Talabani, who in the last week donated millions of dollars to Lebanon, also bends over backwards not to offend Tehran when he sees them as dominant and the U.S. as weak. Many Kurds interpret the recent Jaysh al-Mahdi assassinations of Kurds in Kirkuk as a signal from Iran. So, too, did they see the riots last March in Halabja. Talabani is perhaps the best barometer of relative U.S.-Iranian influence, as he tends to shift with the wind. That may sound cynical, but it’s a pretty effective survival strategy.
We’ve been wishing Iranian influence away for several years; it doesn’t work. Nor does trusting Iran’s saccharine promises of non-interference. Fool me once. Fool me twice. Fool me three times. Fool me four times. You’d think we’d learn. Why realists are so unrealistic in their ideological assumption that Tehran negotiates sincerely is beyond me. We’re paying the price now for allowing Iran to retrench and also for signaling our intention to cut-and-run.

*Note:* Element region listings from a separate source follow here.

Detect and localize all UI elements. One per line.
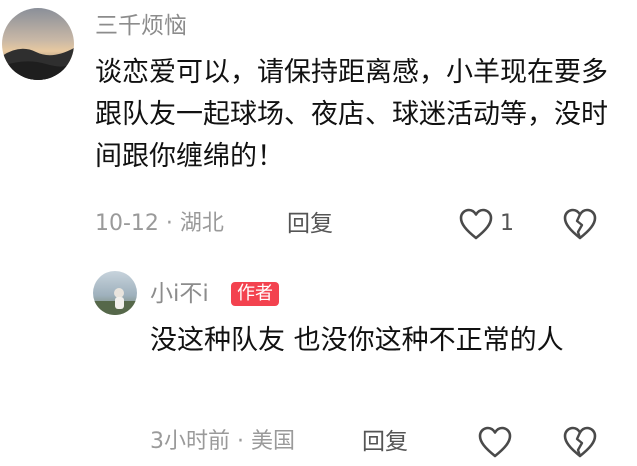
commenter-username[interactable]: 三千烦恼 bbox=[95, 12, 187, 40]
reply-reply-button[interactable]: 回复 bbox=[362, 428, 408, 456]
author-username[interactable]: 小i不i bbox=[150, 280, 209, 308]
author-badge: 作者 bbox=[231, 282, 279, 306]
comment-like-count: 1 bbox=[500, 211, 514, 236]
heart-outline-icon[interactable] bbox=[458, 207, 494, 241]
reply-meta: 3小时前 · 美国 bbox=[150, 429, 295, 454]
heart-outline-icon[interactable] bbox=[477, 425, 513, 459]
author-avatar[interactable] bbox=[93, 271, 137, 315]
comment-meta: 10-12 · 湖北 bbox=[95, 211, 224, 236]
comment-body: 谈恋爱可以，请保持距离感，小羊现在要多跟队友一起球场、夜店、球迷活动等，没时间跟… bbox=[95, 57, 608, 172]
broken-heart-icon[interactable] bbox=[562, 207, 598, 241]
comment-reply-button[interactable]: 回复 bbox=[287, 210, 333, 238]
reply-body: 没这种队友 也没你这种不正常的人 bbox=[150, 325, 564, 356]
commenter-avatar[interactable] bbox=[2, 8, 74, 80]
broken-heart-icon[interactable] bbox=[562, 425, 598, 459]
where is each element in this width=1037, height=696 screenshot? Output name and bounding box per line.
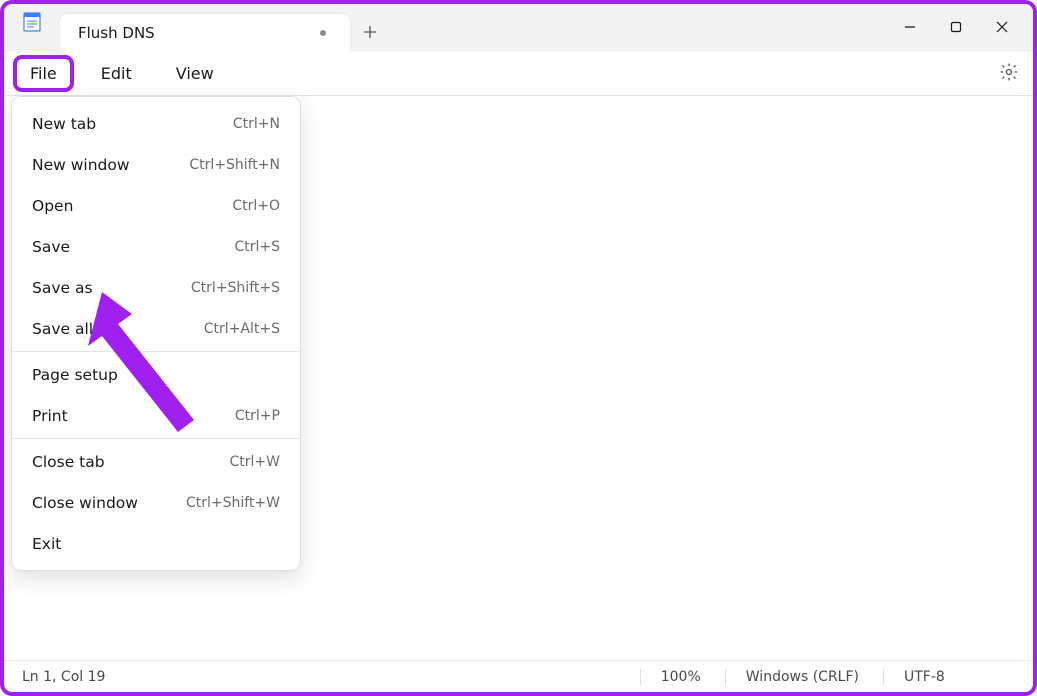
menu-exit[interactable]: Exit	[12, 523, 300, 564]
menu-item-label: Close window	[32, 494, 186, 512]
status-cursor-position: Ln 1, Col 19	[22, 669, 129, 685]
status-encoding[interactable]: UTF-8	[883, 669, 1023, 685]
gear-icon	[999, 62, 1019, 86]
new-tab-button[interactable]	[350, 14, 390, 52]
menu-item-label: Exit	[32, 535, 280, 553]
menu-item-label: Page setup	[32, 366, 280, 384]
notepad-app-icon	[20, 10, 46, 36]
menu-item-shortcut: Ctrl+Shift+N	[189, 157, 280, 173]
menu-item-shortcut: Ctrl+Shift+S	[191, 280, 280, 296]
menu-item-label: Save	[32, 238, 234, 256]
statusbar: Ln 1, Col 19 100% Windows (CRLF) UTF-8	[4, 660, 1033, 692]
menu-item-label: Open	[32, 197, 232, 215]
menu-item-shortcut: Ctrl+W	[230, 454, 280, 470]
close-button[interactable]	[979, 7, 1025, 47]
menu-view[interactable]: View	[162, 58, 228, 89]
titlebar: Flush DNS	[4, 4, 1033, 52]
menu-close-window[interactable]: Close window Ctrl+Shift+W	[12, 482, 300, 523]
menu-item-label: Save all	[32, 320, 204, 338]
menu-separator	[12, 438, 300, 439]
status-zoom[interactable]: 100%	[640, 669, 725, 685]
menu-item-label: Close tab	[32, 453, 230, 471]
menu-separator	[12, 351, 300, 352]
menu-save-all[interactable]: Save all Ctrl+Alt+S	[12, 308, 300, 349]
menu-edit[interactable]: Edit	[87, 58, 146, 89]
menu-new-window[interactable]: New window Ctrl+Shift+N	[12, 144, 300, 185]
status-line-ending[interactable]: Windows (CRLF)	[725, 669, 883, 685]
tab-modified-dot-icon	[320, 30, 326, 36]
menu-new-tab[interactable]: New tab Ctrl+N	[12, 103, 300, 144]
menu-print[interactable]: Print Ctrl+P	[12, 395, 300, 436]
file-dropdown-menu: New tab Ctrl+N New window Ctrl+Shift+N O…	[11, 96, 301, 571]
window-controls	[887, 4, 1025, 50]
menu-item-shortcut: Ctrl+Alt+S	[204, 321, 280, 337]
menu-item-label: Save as	[32, 279, 191, 297]
menu-item-shortcut: Ctrl+P	[235, 408, 280, 424]
maximize-button[interactable]	[933, 7, 979, 47]
tab-current[interactable]: Flush DNS	[60, 14, 350, 52]
menu-item-label: New tab	[32, 115, 233, 133]
plus-icon	[363, 23, 377, 44]
menu-open[interactable]: Open Ctrl+O	[12, 185, 300, 226]
menu-item-shortcut: Ctrl+S	[234, 239, 280, 255]
menu-item-shortcut: Ctrl+O	[232, 198, 280, 214]
menu-item-shortcut: Ctrl+Shift+W	[186, 495, 280, 511]
settings-button[interactable]	[995, 60, 1023, 88]
menu-file[interactable]: File	[16, 58, 71, 89]
menu-save-as[interactable]: Save as Ctrl+Shift+S	[12, 267, 300, 308]
menu-item-label: Print	[32, 407, 235, 425]
menu-item-shortcut: Ctrl+N	[233, 116, 280, 132]
menu-item-label: New window	[32, 156, 189, 174]
menu-save[interactable]: Save Ctrl+S	[12, 226, 300, 267]
minimize-button[interactable]	[887, 7, 933, 47]
menubar: File Edit View	[4, 52, 1033, 96]
tab-title: Flush DNS	[78, 24, 312, 42]
menu-page-setup[interactable]: Page setup	[12, 354, 300, 395]
menu-close-tab[interactable]: Close tab Ctrl+W	[12, 441, 300, 482]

Simply put, holding paramount influence in four square kilometers in the Green Zone does not victory make if we cede the rest of Iraq to Iranian-trained and supplied militias and Iranian-funded charities. We are going to lose if we are not serious about doing what it takes to win. Maliki is Maliki, but Talabani’s statements are a real signal of where we stand.
As a post-script: A lot of writers have pretended to explore what went wrong in Iraq. Most use secondary accounts—some accurate, others pretty inaccurate—to reconstruct planning. Their conclusions are a product of their sources, which is why it’s going to take wholesale declassification of documents before we learn the real story of the Iraq war. Still, there’s opportunity to break new ground. One topic you’d think an investigative reporter would consider: Why did the Coalition not take action against Muqtada al-Sadr immediately after the April 2003 murder of al-Khoie? Who made the decision not to act? Based on what assessments?